Q1 is nice and pleasing, but Eureka is just stunning. its much more daring architecture, and i believe it works too.


----------



## malec (Apr 17, 2005)

Q1


----------



## Toronto06 (Jun 2, 2006)

Q1


----------



## xfogus (Mar 26, 2006)

Q1 for sure


----------



## lozza (Sep 12, 2002)

Gday 

Unlike most people posting here both from overseas and in Australia, I am lucky enough to have seen both buildings in real life, both at night, and during the day, and from every possible angle..

And it is clear to me without a doubt which building is better by far in real life when seen from all angles, both day, and at night , and during all weather conditions. etc

You cannot describe via pictures how Eureka changes in colour from the morning to the afternoon. I noticed a few overseas forumers saying that Eureka has dark blue, ugly glass that would be found only in Dubai, but in actual fact, the glass can change from dark blue, to a shimmering Silvery Blue Colour depending on the weather conditions around it. Also, the gold top is the same too. It can look like a real bright, shining , almost white beacon at some times of the day, and at other times, it looks like real flickering chunks of gold!

Anyway, i am not going to bag Q1. It is an amazing building, it completely dominates the Gold Coast Skyline, and it looks very interesting and unique to say the least, but after viewing both building in real life, and from all possible angles, and at different times of the day, i would say that Eureka wins hands down for me !

But thats just my opinion.

Lozza


----------



## Nadini (Mar 19, 2006)

Q1 is just stunning and unique!! I love it


----------



## Zaki (Apr 16, 2005)

I know everyone loves the Q1 but i like the Eureka tower better for some reason. Maybe because of its facade.


----------



## mannix_10 (Apr 5, 2006)

I thought it says no Aussies voting.......otherwise I would have placed a vote


----------



## crossbowman (Apr 26, 2006)

Q1 looks nicer


----------



## The Baz (May 23, 2006)

Both look good, very good. I'd still go with Q1 though (looks like something out of Miami). Sleek and futuristic while Eureka goes for the abstract.


----------



## mic (Jun 27, 2004)

The Baz said:


> Both look good, very good. I'd still go with Q1 though (looks like something out of Miami). Sleek and futuristic while Eureka goes for the abstract.

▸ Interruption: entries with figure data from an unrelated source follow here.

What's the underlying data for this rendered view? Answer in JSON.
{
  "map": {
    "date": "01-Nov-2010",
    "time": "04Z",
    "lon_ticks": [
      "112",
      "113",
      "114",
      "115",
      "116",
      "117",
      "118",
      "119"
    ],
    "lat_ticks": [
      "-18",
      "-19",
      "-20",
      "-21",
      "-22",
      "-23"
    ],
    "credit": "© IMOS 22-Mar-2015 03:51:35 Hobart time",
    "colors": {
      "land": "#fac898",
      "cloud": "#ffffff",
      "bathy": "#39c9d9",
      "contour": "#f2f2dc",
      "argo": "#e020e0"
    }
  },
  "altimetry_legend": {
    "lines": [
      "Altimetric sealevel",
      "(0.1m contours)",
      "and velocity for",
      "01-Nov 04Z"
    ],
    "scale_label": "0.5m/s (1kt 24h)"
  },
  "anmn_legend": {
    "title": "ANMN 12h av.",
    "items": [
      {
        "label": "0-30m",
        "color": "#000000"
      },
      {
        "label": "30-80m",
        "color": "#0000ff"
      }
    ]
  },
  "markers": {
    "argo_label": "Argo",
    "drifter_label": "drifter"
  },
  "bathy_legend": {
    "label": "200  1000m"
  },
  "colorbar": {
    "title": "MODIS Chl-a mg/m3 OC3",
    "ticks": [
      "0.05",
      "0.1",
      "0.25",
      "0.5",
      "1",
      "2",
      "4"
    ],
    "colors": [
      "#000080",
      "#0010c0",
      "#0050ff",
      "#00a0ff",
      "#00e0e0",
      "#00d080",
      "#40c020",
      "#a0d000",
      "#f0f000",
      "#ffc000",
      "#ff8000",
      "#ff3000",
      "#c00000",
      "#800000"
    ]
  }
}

You said it in a nutshell.

Q1- Could be anywhere in the world..similar designs globally-perhaps why it has Global appeal and is more popular on this thread.

Eureka - Wont find a design like it anywhere else. Unique.


----------



## CULWULLA (Sep 11, 2002)

both skyscrapers suit there locations and city. lets move on .
cant really compare apples and oranges.


----------



## sharpie20 (Nov 5, 2005)

I'm going to go with Q1 i think it's one of the best looking skyscrapers in the world, althought it's tough to choose between Eureka and Q1. Q1 just has a more streamlined shape to it.


----------



## AngryBob (Jun 10, 2006)

Q1's facade is ugly!


----------



## mic (Jun 27, 2004)

Nadini said:


> Q1 is just stunning and unique!! I love it


Very unique....nothing at all like it anywhere else in the world...I would like to see if any other country has something of similar design and quality prove it to me....


----------



## Giorgio (Oct 9, 2004)

mic said:


> You said it in a nutshell.
> 
> Q1- Could be anywhere in the world..similar designs globally-perhaps why it has Global appeal and is more popular on this thread.
> 
> Eureka - Wont find a design like it anywhere else. Unique.

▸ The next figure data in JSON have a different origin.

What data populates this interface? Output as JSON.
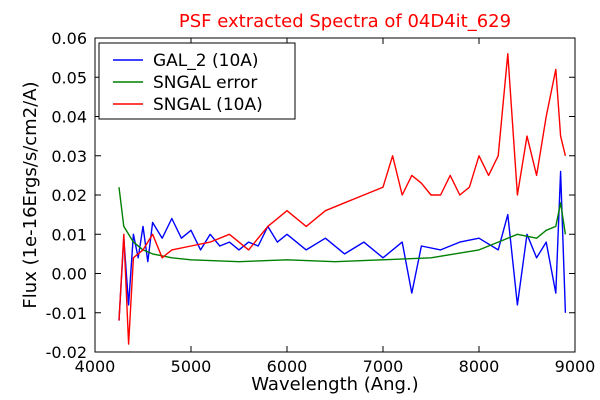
{
  "chart_data": {
    "type": "line",
    "title": "PSF extracted Spectra of 04D4it_629",
    "xlabel": "Wavelength (Ang.)",
    "ylabel": "Flux (1e-16Ergs/s/cm2/A)",
    "xlim": [
      4000,
      9000
    ],
    "ylim": [
      -0.02,
      0.06
    ],
    "xticks": [
      4000,
      5000,
      6000,
      7000,
      8000,
      9000
    ],
    "xtick_labels": [
      "4000",
      "5000",
      "6000",
      "7000",
      "8000",
      "9000"
    ],
    "yticks": [
      -0.02,
      -0.01,
      0.0,
      0.01,
      0.02,
      0.03,
      0.04,
      0.05,
      0.06
    ],
    "ytick_labels": [
      "-0.02",
      "-0.01",
      "0.00",
      "0.01",
      "0.02",
      "0.03",
      "0.04",
      "0.05",
      "0.06"
    ],
    "grid": false,
    "legend_position": "top-left",
    "series": [
      {
        "name": "GAL_2 (10A)",
        "color": "#0000ff",
        "x": [
          4250,
          4300,
          4350,
          4400,
          4450,
          4500,
          4550,
          4600,
          4700,
          4800,
          4900,
          5000,
          5100,
          5200,
          5300,
          5400,
          5500,
          5600,
          5700,
          5800,
          5900,
          6000,
          6200,
          6400,
          6600,
          6800,
          7000,
          7200,
          7300,
          7400,
          7600,
          7800,
          8000,
          8200,
          8300,
          8400,
          8500,
          8600,
          8700,
          8800,
          8850,
          8900
        ],
        "y": [
          -0.012,
          0.009,
          -0.008,
          0.01,
          0.004,
          0.012,
          0.003,
          0.013,
          0.009,
          0.014,
          0.009,
          0.011,
          0.006,
          0.01,
          0.007,
          0.008,
          0.006,
          0.008,
          0.007,
          0.012,
          0.008,
          0.01,
          0.006,
          0.009,
          0.005,
          0.008,
          0.004,
          0.008,
          -0.005,
          0.007,
          0.006,
          0.008,
          0.009,
          0.006,
          0.015,
          -0.008,
          0.01,
          0.004,
          0.008,
          -0.005,
          0.026,
          -0.01
        ]
      },
      {
        "name": "SNGAL error",
        "color": "#008000",
        "x": [
          4250,
          4300,
          4400,
          4500,
          4600,
          4800,
          5000,
          5500,
          6000,
          6500,
          7000,
          7500,
          8000,
          8200,
          8400,
          8600,
          8700,
          8800,
          8850,
          8900
        ],
        "y": [
          0.022,
          0.012,
          0.008,
          0.006,
          0.005,
          0.004,
          0.0035,
          0.003,
          0.0035,
          0.003,
          0.0035,
          0.004,
          0.006,
          0.008,
          0.01,
          0.009,
          0.011,
          0.012,
          0.018,
          0.01
        ]
      },
      {
        "name": "SNGAL (10A)",
        "color": "#ff0000",
        "x": [
          4250,
          4300,
          4350,
          4400,
          4500,
          4600,
          4700,
          4800,
          5000,
          5200,
          5400,
          5600,
          5800,
          6000,
          6200,
          6400,
          6600,
          6800,
          7000,
          7100,
          7200,
          7300,
          7400,
          7500,
          7600,
          7700,
          7800,
          7900,
          8000,
          8100,
          8200,
          8300,
          8400,
          8500,
          8600,
          8700,
          8800,
          8850,
          8900
        ],
        "y": [
          -0.012,
          0.01,
          -0.018,
          0.004,
          0.006,
          0.01,
          0.004,
          0.006,
          0.007,
          0.008,
          0.01,
          0.006,
          0.012,
          0.016,
          0.012,
          0.016,
          0.018,
          0.02,
          0.022,
          0.03,
          0.02,
          0.025,
          0.023,
          0.02,
          0.02,
          0.025,
          0.02,
          0.022,
          0.03,
          0.025,
          0.03,
          0.056,
          0.02,
          0.035,
          0.025,
          0.04,
          0.052,
          0.035,
          0.03
        ]
      }
    ]
  }
}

Bollucks...your implying the design of Q1 is generic compared to Eureka. 

Having seen both in real life, the only thing Eureka has going for it is the Quality of the Facade which I believe is brilliant. 

Q1 however is just brilliantly designed. 
If you ask me, Eureka is the more Generic of the two.


----------



## mic (Jun 27, 2004)

[Gioяgos] said:


> Bollucks...your implying the design of Q1 is generic compared to Eureka.
> 
> Having seen both in real life, the only thing Eureka has going for it is the Quality of the Facade which I believe is brilliant.
> 
> ...



Geeeezzz.....its just an opinion mate..relax

I love Q1 and think that it is a wonderful tower..but very globally common in its basic design elements and facade colour..designs like this spring up around the world..simple facade, fin and curves, its not exactly emotion evoking or controversial...its a simple, classy tower and I love it...it just fails to excite me...again personal opinion.























































This for me evokes emotion...again FOR ME it does that...it doesnt have to do it for anyone else.


----------



## MelboyPete (Nov 15, 2005)

I love that 2nd pic Mic....looks like a bright aura coming from it's upper core....looks surreal...awesome pic.
I'm so over this comparison of Q1 to Eureka...they're so poles apart in concept and design.
Knocking one design for the 'betterment' of the other is ridiculous.
Viva Q1....Viva Eureka....Viva La Difference...


----------



## cmoonflyer (Aug 17, 2005)

Both are great !


----------



## Joe_centennial (Sep 6, 2005)

Q1.. and no prejudisme. Pure love towards Q1.


----------



## firulais2005 (Aug 17, 2005)

Q1 for sure


----------



## Jardoga (Feb 9, 2008)

Just for some info, the Eurekas gold crown represents the gold rush, and the red stripe representing the blood spilt during the battle. The blue glass cladding that covers most of the building represents the blue background of the stockade's flag and the white lines also represent the eureka stockade flag.


----------



## Eduardo L. Ramirez (Jul 24, 2008)

Both towers (and city skylines od melbourne and gold coast) belong to my favorites worldwide. Eureka looks better seen from a distance, esp. when the sun reflects on its top.
But at all my vote goes to q1


----------



## sebvill (Apr 13, 2005)

Q1


----------



## Ji-Ja-Jot (Jan 8, 2009)

Eureka is better. The spire on the Q1 looks silly. high-fake is too obvious and penetrant.


----------



## Energy2003 (Jun 13, 2007)

q1 looks more modern; eureka looks older, but more interesting

in fact i would choose Q1


----------